How to decide what to build: costs and benefits need to be specified with equal precision. When a benefit cannot be stated more precisely than “We gotta have it,” then the cost specification should be “It’s gonna be expensive.”
“The savings figures also are classified by whether they are reductions or avoided costs. The difference is important. Reductions are decrements from current approved budget levels. You (the requesting manager) already have the money; you are agreeing to give it up if you get the money for the new system. Avoided cost savings are of this form: ‘If I don’t have this system, I will have to hire another in . But if I do get this system, I can avoid this cost.’ This is every system requester’s favorite kind of benefit: all promise, no pain.
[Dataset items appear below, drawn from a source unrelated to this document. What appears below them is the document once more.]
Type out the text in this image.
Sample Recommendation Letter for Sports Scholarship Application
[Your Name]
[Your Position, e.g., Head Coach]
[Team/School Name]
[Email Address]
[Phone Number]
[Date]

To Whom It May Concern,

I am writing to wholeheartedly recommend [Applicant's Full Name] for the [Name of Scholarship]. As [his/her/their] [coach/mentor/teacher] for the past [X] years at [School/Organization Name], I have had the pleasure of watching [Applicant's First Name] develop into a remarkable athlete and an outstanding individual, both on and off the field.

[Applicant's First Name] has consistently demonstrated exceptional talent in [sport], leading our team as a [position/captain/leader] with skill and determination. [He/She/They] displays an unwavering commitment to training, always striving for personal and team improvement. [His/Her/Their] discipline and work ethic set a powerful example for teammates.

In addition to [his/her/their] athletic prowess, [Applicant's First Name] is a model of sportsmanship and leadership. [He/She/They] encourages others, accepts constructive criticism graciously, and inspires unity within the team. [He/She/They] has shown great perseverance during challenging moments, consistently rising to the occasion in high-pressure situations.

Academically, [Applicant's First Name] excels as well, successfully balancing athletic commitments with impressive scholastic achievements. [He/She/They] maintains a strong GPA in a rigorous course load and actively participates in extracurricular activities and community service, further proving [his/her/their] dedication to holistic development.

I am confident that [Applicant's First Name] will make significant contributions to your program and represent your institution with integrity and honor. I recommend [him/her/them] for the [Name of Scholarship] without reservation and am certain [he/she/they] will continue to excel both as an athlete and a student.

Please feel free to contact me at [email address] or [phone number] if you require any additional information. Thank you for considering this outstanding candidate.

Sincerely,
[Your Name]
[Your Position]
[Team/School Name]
The catch is that there is no reason to believe you’d ever have been funded to hire those additional workers. You’re trading off operating funds you may never get in the future for capital funds today. Very tempting, but most request-evaluators see this coming miles away. The correct test for avoided-cost benefits is whether the putative avoidable cost is otherwise unavoidable, in other words, that the future budget request would inevitably be approved. This is a tough test, but real avoided-cost benefits can and do pass it.” – Steve McMenamin, Atlantic Systems Guild
If increasing the size of a product exposes you to more-than-proportional increases in cost, then decreasing product size offers the possibility of more-than-proportional savings. Eliminating those portions of the system where the value/cost ratio is low is probably the easiest and best way to relax constraints on time and budget.